We can extend this idea from static, within-population allometry to the dynamic changes that occur through an organism's entire life, its ontogeny. Imagine tracking the shape of a jaw and the shape of the braincase in an animal from birth to adulthood. We can compute the ontogenetic trajectory for each part as a path in its own shape space. Are these paths parallel? Do they point in the same direction? The angle between these trajectory vectors becomes a precise, quantitative measure of their developmental coupling. We can then ask if different parts of an organism (modules) follow their own developmental paths or if they are tightly integrated. We can even test whether the strength of their connection—their integration, measured by a method like Partial Least Squares (PLS)—changes as the animal grows.

Finally, let us zoom out from the scale of an individual lifetime to the grand tapestry of evolutionary history. A paleontologist unearths fossils from a lineage over millions of years. A key question is: how has the diversity of form changed over time? This is the concept of morphological disparity. In our framework, disparity is simply the measure of how "spread out" the cloud of shape-points is in morphospace for a given time period. Did a key innovation, like the evolution of wings, lead to an "explosion" of new shapes? We would see this as a rapid increase in the volume occupied by the shape-cloud. And our geometric tools give us robust ways to measure this volume, for instance, by summing the variances along the principal axes. This is far more reliable than just looking at the range of shapes, which can be misleading if the fossil record is sparse. We can directly visualize and quantify the great radiations and contractions in the history of life, written in the geometry of shape.

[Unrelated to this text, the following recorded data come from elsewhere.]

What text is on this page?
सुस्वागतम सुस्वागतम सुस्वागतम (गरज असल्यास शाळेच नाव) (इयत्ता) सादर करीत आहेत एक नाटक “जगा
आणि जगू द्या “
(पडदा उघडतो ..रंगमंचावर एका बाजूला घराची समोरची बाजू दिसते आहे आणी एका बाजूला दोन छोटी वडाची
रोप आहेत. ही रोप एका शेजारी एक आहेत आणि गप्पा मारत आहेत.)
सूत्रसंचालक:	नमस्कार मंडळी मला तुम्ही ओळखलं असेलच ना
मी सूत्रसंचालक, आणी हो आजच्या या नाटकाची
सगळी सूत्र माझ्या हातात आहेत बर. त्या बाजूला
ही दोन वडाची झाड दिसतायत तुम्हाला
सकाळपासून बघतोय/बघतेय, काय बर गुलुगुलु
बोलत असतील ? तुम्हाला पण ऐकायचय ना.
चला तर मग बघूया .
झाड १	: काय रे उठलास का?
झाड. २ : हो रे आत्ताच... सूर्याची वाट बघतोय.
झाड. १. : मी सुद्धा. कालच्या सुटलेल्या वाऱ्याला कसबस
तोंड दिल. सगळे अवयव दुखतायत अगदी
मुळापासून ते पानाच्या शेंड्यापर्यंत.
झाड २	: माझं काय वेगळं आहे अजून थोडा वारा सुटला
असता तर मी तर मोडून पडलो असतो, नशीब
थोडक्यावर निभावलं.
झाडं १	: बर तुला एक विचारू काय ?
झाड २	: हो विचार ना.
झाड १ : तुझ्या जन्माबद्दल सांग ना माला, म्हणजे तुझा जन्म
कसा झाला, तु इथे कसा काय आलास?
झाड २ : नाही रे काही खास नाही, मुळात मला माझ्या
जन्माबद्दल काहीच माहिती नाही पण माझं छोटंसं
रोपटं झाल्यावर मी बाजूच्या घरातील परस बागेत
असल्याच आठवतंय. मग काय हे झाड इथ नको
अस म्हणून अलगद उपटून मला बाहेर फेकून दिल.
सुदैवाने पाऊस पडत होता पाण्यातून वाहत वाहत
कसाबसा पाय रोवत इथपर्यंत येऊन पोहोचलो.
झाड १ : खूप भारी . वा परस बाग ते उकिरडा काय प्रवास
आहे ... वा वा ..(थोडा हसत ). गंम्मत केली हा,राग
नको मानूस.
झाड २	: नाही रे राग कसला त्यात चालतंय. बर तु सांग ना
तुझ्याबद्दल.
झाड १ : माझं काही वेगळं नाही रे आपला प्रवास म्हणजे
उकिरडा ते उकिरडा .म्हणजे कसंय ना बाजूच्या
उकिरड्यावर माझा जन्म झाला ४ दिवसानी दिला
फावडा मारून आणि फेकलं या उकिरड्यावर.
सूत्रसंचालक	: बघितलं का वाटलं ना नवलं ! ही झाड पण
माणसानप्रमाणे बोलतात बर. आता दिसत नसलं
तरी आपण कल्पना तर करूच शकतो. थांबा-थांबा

From comparing two skulls to mapping the effects of genes, testing evolutionary hypotheses, and charting the course of life over eons, the applications are as vast as biology itself. The abstract space of shapes, once a purely mathematical construct, becomes a laboratory for the natural historian. It reveals the underlying unity of form and process, demonstrating with breathtaking clarity that, as the great D'Arcy Thompson suspected over a century ago, the study of biological form is, in the end, a science of geometry.